The Founders Memorial Garden commemorates the twelve founders of the first American Garden Club, the Ladies Garden Club of Athens, which was founded in 1891. With funds raised by the Garden Club of Georgia, Dean Hubert B. Owens, his staff, and students of the Landscape Architecture Department designed the garden. The layout of the two and one-half acre series of gardens, the grounds of the former Headquarters House for the Garden Club of Georgia, consists of a formal boxwood garden, two courtyards, a terrace, and a perennial garden as well as two informal areas. The rose-brick, Greek Revival style house was built in 1857. The house and garden are on the National Register of Historic Places as well as the Georgia Register of Historic Places.

The garden is also the home of the Robert J. Hill Courtyard. Professor Hill taught landscape architecture at UGA for 30 years, and served as the director of the garden for 20 years. The courtyard, tucked between the kitchen house and smokehouse in the center of the Founders Garden complex, is the first piece of UGA property in CED stewardship to be approved for naming by the Board of Regents.

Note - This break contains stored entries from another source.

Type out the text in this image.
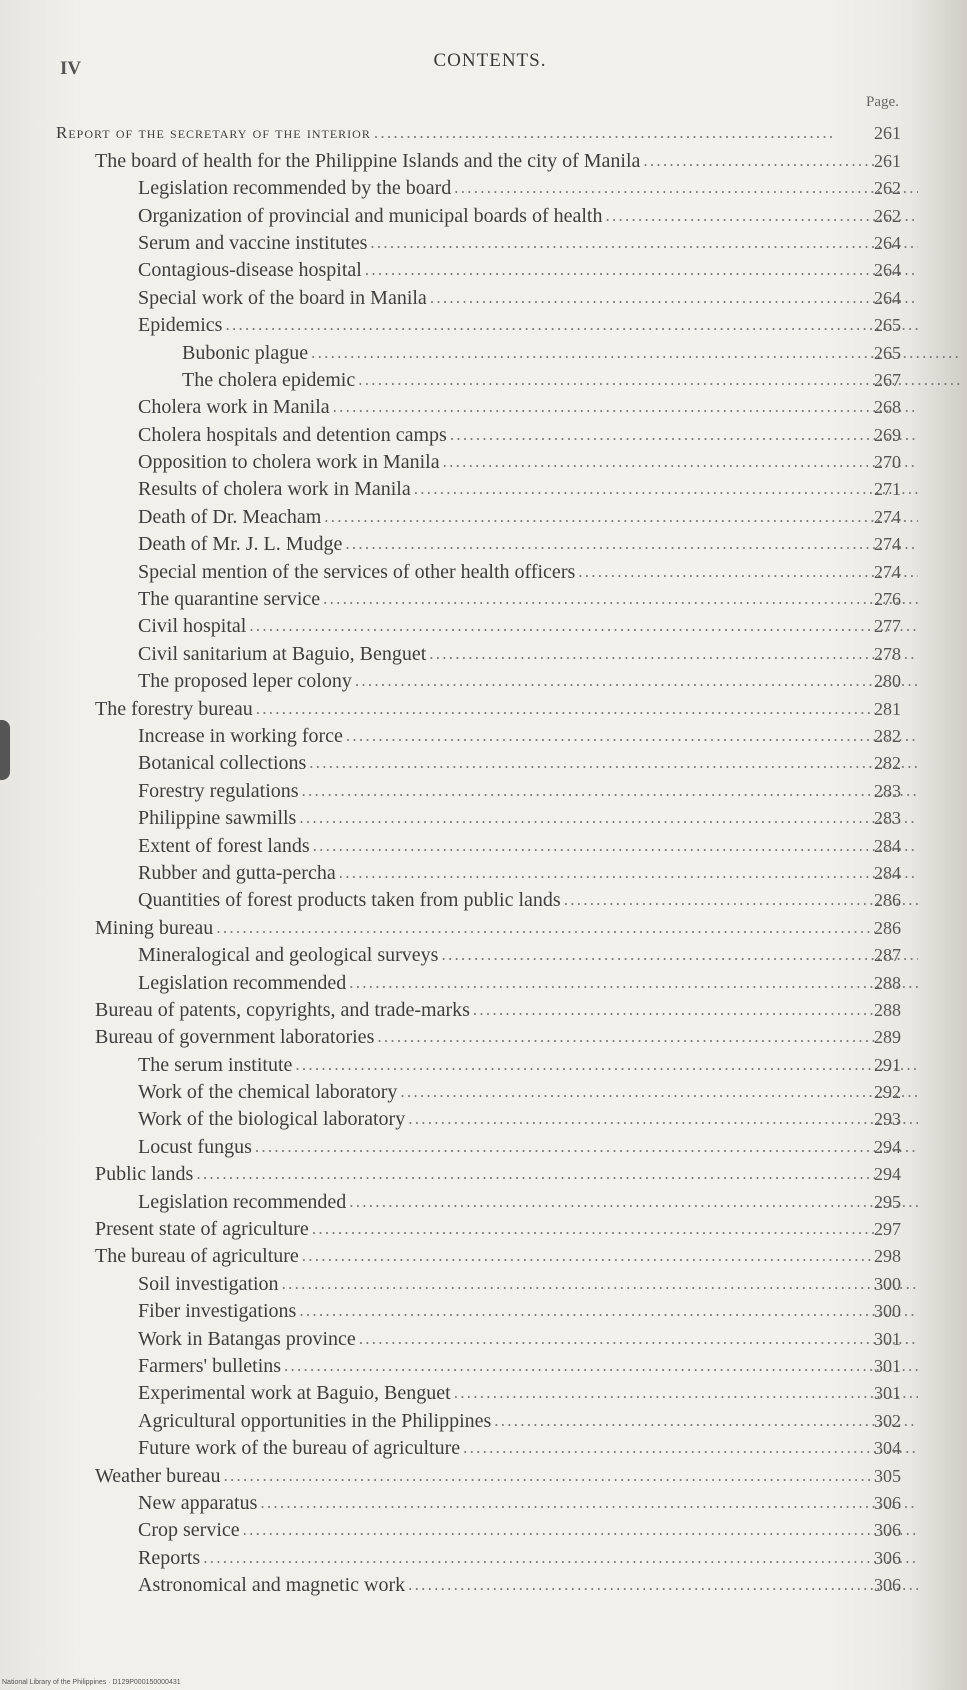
IV	CONTENTS.
Page.
Report of the secretary of the interior . . .	261
The board of health for the Philippine Islands and the city of Manila . . .	261
Legislation recommended by the board . . .	262
Organization of provincial and municipal boards of health . . .	262
Serum and vaccine institutes . . .	264
Contagious-disease hospital . . .	264
Special work of the board in Manila . . .	264
Epidemics . . .	265
Bubonic plague . . .	265
The cholera epidemic . . .	267
Cholera work in Manila . . .	268
Cholera hospitals and detention camps . . .	269
Opposition to cholera work in Manila . . .	270
Results of cholera work in Manila . . .	271
Death of Dr. Meacham . . .	274
Death of Mr. J. L. Mudge . . .	274
Special mention of the services of other health officers . . .	274
The quarantine service . . .	276
Civil hospital . . .	277
Civil sanitarium at Baguio, Benguet . . .	278
The proposed leper colony . . .	280
The forestry bureau . . .	281
Increase in working force . . .	282
Botanical collections . . .	282
Forestry regulations . . .	283
Philippine sawmills . . .	283
Extent of forest lands . . .	284
Rubber and gutta-percha . . .	284
Quantities of forest products taken from public lands . . .	286
Mining bureau . . .	286
Mineralogical and geological surveys . . .	287
Legislation recommended . . .	288
Bureau of patents, copyrights, and trade-marks . . .	288
Bureau of government laboratories . . .	289
The serum institute . . .	291
Work of the chemical laboratory . . .	292
Work of the biological laboratory . . .	293
Locust fungus . . .	294
Public lands . . .	294
Legislation recommended . . .	295
Present state of agriculture . . .	297
The bureau of agriculture . . .	298
Soil investigation . . .	300
Fiber investigations . . .	300
Work in Batangas province . . .	301
Farmers' bulletins . . .	301
Experimental work at Baguio, Benguet . . .	301
Agricultural opportunities in the Philippines . . .	302
Future work of the bureau of agriculture . . .	304
Weather bureau . . .	305
New apparatus . . .	306
Crop service . . .	306
Reports . . .	306
Astronomical and magnetic work . . .	306
National Library of the Philippines · D129P000150000431
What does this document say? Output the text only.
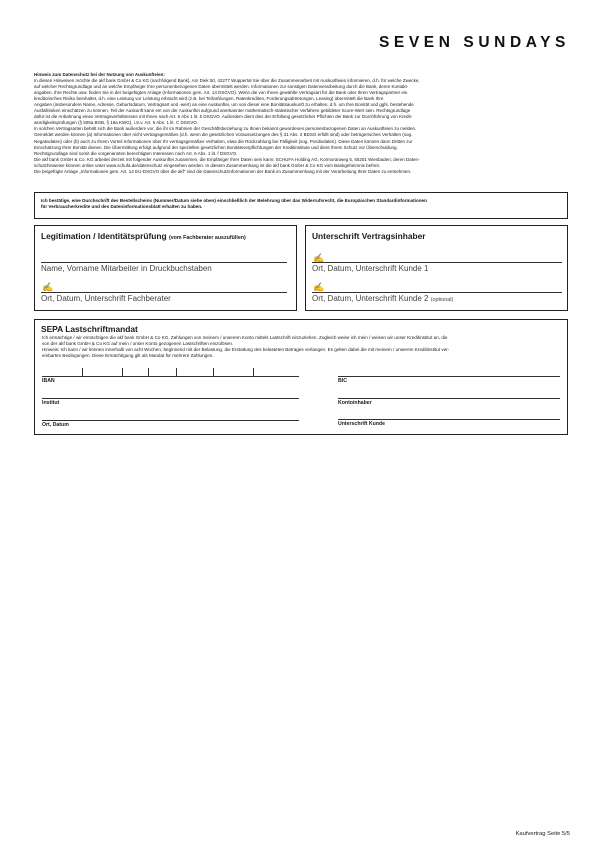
SEVEN SUNDAYS
Hinweis zum Datenschutz bei der Nutzung von Auskunfteien:
In diesen Hinweisen möchte die akf bank GmbH & Co KG (nachfolgend Bank), Am Diek 50, 42277 Wuppertal Sie über die Zusammenarbeit mit Auskunfteien informieren, d.h. für welche Zwecke,
auf welcher Rechtsgrundlage und an welche Empfänger Ihre personenbezogenen Daten übermittelt werden. Informationen zur sonstigen Datenverarbeitung durch die Bank, deren Kontakt-
angaben, Ihre Rechte usw. finden Sie in der beigefügten Anlage (Informationen gem. Art. 14 DSGVO). Wenn die von Ihnen gewählte Vertragsart für die Bank oder Ihren Vertragspartner ein
kreditorisches Risiko beinhaltet, d.h. eine Leistung vor Leistung erbracht wird (z.B. bei Teilzahlungen, Ratenkrediten, Forderungsabtretungen, Leasing) übermittelt die Bank Ihre
Angaben (insbesondere Name, Adresse, Geburtsdatum, Vertragsart und -wert) an eine Auskunftei, um von dieser eine Bonitätsauskunft zu erhalten, d.h. um Ihre Bonität und ggfs. bestehende
Ausfallrisiken einschätzen zu können. Teil der Auskunft kann ein von der Auskunftei aufgrund anerkannter mathematisch-statistischer Verfahren gebildeter Score-Wert sein. Rechtsgrundlage
dafür ist die Anbahnung eines Vertragsverhältnisses mit Ihnen nach Art. 6 Abs 1 lit. b DSGVO. Außerdem dient dies der Erfüllung gesetzlicher Pflichten der Bank zur Durchführung von Kredit-
würdigkeitsprüfungen (§ 505a BGB, § 18a KWG), i.S.v. Art. 6 Abs. 1 lit. C DSGVO.
In solchen Vertragsarten behält sich die Bank außerdem vor, die ihr im Rahmen der Geschäftsbeziehung zu Ihnen bekannt gewordenen personenbezogenen Daten an Auskunfteien zu melden.
Gemeldet werden können (a) Informationen über nicht vertragsgemäßes (d.h. wenn die gesetzlichen Voraussetzungen des § 31 Abs. 2 BDSG erfüllt sind) oder betrügerisches Verhalten (sog.
Negativdaten) oder (b) auch zu Ihrem Vorteil Informationen über Ihr vertragsgemäßes Verhalten, etwa die Rückzahlung bei Fälligkeit (sog. Positivdaten). Diese Daten können dann Dritten zur
Einschätzung Ihrer Bonität dienen. Die Übermittlung erfolgt aufgrund der speziellen gesetzlichen Bonitätsverpflichtungen der Kreditinstitute und dient Ihrem Schutz vor Überschuldung.
Rechtsgrundlage sind somit die vorgenannten berechtigten Interessen nach Art. 6 Abs. 1 lit. f DSGVO.
Die akf bank GmbH & Co. KG arbeitet derzeit mit folgender Auskunftei zusammen, die Empfänger Ihrer Daten sein kann: SCHUFA Holding AG, Kormoranweg 5, 65201 Wiesbaden; deren Daten-
schutzhinweise können online unter www.schufa.de/datenschutz eingesehen werden. In diesem Zusammenhang ist die akf bank GmbH & Co KG vom Bankgeheimnis befreit.
Die beigefügte Anlage „Informationen gem. Art. 14 EU-DSGVO über die akf“ sind die Datenschutzinformationen der Bank im Zusammenhang mit der Verarbeitung Ihrer Daten zu entnehmen.
Ich bestätige, eine Durchschrift des Bestellscheins (Nummer/Datum siehe oben) einschließlich der Belehrung über das Widerrufsrecht, die Europäischen Standardinformationen
für Verbraucherkredite und des Dateninformationsblatt erhalten zu haben.
Legitimation / Identitätsprüfung (vom Fachberater auszufüllen)
Name, Vorname Mitarbeiter in Druckbuchstaben
✍
Ort, Datum, Unterschrift Fachberater
Unterschrift Vertragsinhaber
✍
Ort, Datum, Unterschrift Kunde 1
✍
Ort, Datum, Unterschrift Kunde 2 (optional)
SEPA Lastschriftmandat
Ich ermächtige / wir ermächtigen die akf bank GmbH & Co KG, Zahlungen von meinem / unserem Konto mittels Lastschrift einzuziehen. Zugleich weise ich mein / weisen wir unser Kreditinstitut an, die
von der akf bank GmbH & Co KG auf mein / unser Konto gezogenen Lastschriften einzulösen.
Hinweis: Ich kann / wir können innerhalb von acht Wochen, beginnend mit der Belastung, die Erstattung des belasteten Betrages verlangen. Es gelten dabei die mit meinem / unserem Kreditinstitut ver-
einbarten Bedingungen. Diese Ermächtigung gilt als Mandat für mehrere Zahlungen.
IBAN	BIC
Institut	Kontoinhaber
Ort, Datum	Unterschrift Kunde
Kaufvertrag Seite 5/5
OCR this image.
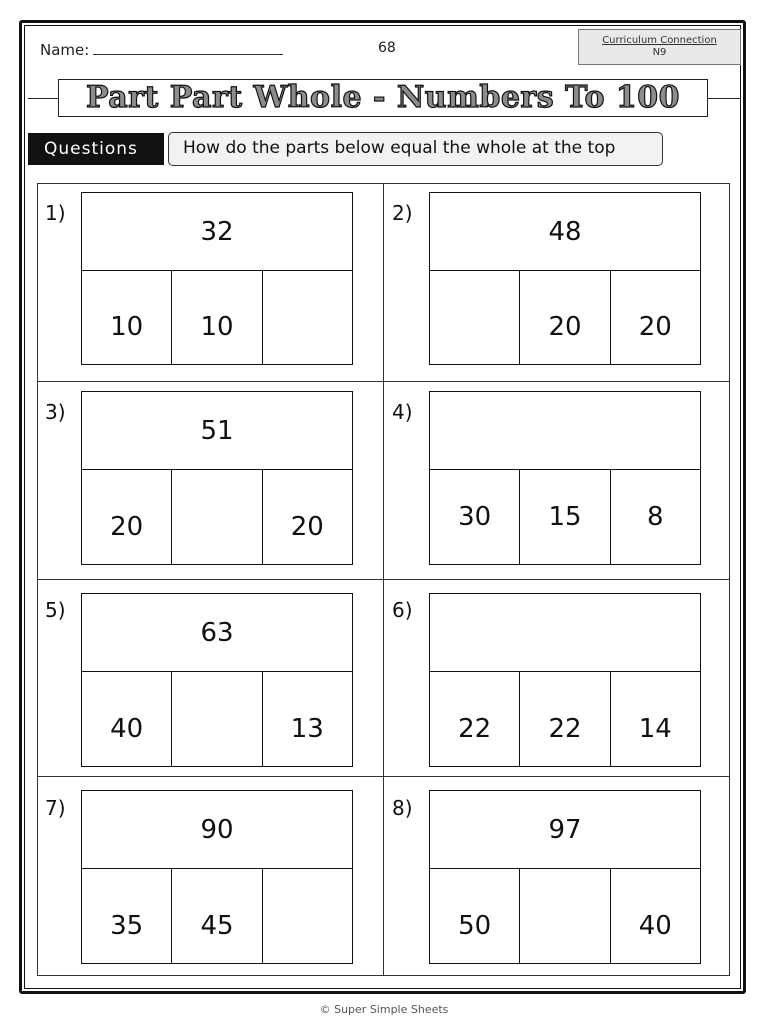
Name:	68	Curriculum Connection
N9
Part Part Whole - Numbers To 100
Questions	How do the parts below equal the whole at the top
1)
32
10	10
2)
48
20	20
3)
51
20	20
4)
30	15	8
5)
63
40	13
6)
22	22	14
7)
90
35	45
8)
97
50	40
© Super Simple Sheets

Built in 1857, the historic Greek Revival house with its adjacent kitchen building and smokehouse serves as a pivotal point for the Founders Memorial Garden. Originally built as a faculty residence, the house served as student housing and dining hall from 1898 to 1919; as the residence for the first Dean of Women, Mary Lyndon, in the early 1920s; as home to the first campus sorority, Phi Mu, in the late 1920s; and home to the Department of Landscape Architecture during the 1940s and 1950s. The Garden Club of Georgia occupied the house as its state headquarters from 1963 to 1998.